London-based Onyx Capital Group is the world’s biggest market maker by volume across oil swaps, trading more than 25 billion barrels equivalent a year. It says it owns a data set that analyzes market positions to predict how the market behaves.
Onyx CEO Greg Newman gave the presentation, according to a company tweet on X, formerly Twitter. Its content was not made public, however.
According to the materials seen by Reuters, it also showed that Brent futures had undergone two significant sell-offs since the start of the quarter, with the first, from Sept. 27 to Oct. 2, driven by weak U.S. gasoline markets and financial speculators.
Saudi Energy Minister Prince Abdelaziz bin Salman, OPEC’s most influential minister, famously warned financial speculators against betting heavily in the oil market in 2020, challenging those looking to short the market to “make my day.”
The second sell-off, which happened in November, moved the oil market to a collective neutral-to-bearish sentiment, with commercial participants like oil producers and airlines joining financial speculators in seeing a weak outlook.
“The second aggressive moves were correlated with a weakening forward outlook for underlying crude and refined products market,” Onyx said in the presentation materials.
It added that the oil market forward curve signalled the market expects supply of heavy crude, which several OPEC members produce, will likely come back next year, and inventories will start to rebuild.
The Economic Commission Board (ECB), which OPEC describes as its “think-tank,” meets twice a year ahead of the ordinary ministerial OPEC conference to review market conditions and economic developments.
While it has no decision-making capacity, the research it produces is important for ministers that will eventually decide on output policy.
Ministers from OPEC and allies led by Russia, a group known as OPEC+, are due to meet on Sunday to decide on output policy.

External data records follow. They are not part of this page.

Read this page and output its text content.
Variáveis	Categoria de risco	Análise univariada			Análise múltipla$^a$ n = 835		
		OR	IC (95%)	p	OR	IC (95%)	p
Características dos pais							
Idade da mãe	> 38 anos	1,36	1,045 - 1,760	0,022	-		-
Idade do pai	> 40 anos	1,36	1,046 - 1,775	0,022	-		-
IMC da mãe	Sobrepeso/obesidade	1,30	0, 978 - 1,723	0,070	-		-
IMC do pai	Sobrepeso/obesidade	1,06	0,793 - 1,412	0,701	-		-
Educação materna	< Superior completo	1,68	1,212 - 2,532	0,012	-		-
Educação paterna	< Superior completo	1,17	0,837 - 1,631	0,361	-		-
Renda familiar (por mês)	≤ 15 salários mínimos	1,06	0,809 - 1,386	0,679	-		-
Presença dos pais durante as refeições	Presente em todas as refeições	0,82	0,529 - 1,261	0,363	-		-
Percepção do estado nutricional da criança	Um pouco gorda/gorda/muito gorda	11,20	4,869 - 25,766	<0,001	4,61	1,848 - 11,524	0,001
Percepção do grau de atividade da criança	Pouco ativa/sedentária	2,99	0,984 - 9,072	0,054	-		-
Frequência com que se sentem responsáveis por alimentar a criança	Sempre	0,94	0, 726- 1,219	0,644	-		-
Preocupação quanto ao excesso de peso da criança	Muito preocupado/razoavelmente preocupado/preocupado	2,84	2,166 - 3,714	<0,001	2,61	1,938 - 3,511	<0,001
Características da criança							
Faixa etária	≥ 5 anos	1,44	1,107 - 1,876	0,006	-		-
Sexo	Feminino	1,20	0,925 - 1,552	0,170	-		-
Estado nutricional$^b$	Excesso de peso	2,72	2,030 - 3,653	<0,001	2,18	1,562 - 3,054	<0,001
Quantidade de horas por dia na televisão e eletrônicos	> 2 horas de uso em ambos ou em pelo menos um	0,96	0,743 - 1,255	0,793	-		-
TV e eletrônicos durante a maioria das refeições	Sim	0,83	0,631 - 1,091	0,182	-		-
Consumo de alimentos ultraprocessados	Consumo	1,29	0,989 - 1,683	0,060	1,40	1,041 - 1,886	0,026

The group is likely to discuss output cuts to shore up falling oil prices, which are down more than 13% since the start of this quarter.
Goldman Sachs this week said it expected Saudi Arabia and Russia to extend their voluntary oil production cuts into the first quarter 2024.
It also sees a 35% possibility the group will deepen production cuts, potentially through another 0.5-1 million barrel per day reduction shared among the large producers, including Saudi Arabia, Russia, the UAE, Iraq, and Kuwait.
The ECB on Tuesday also heard presentations from banks JPMorgan and BNP Paribas, three sources told Reuters. It will meet for a second day on Wednesday.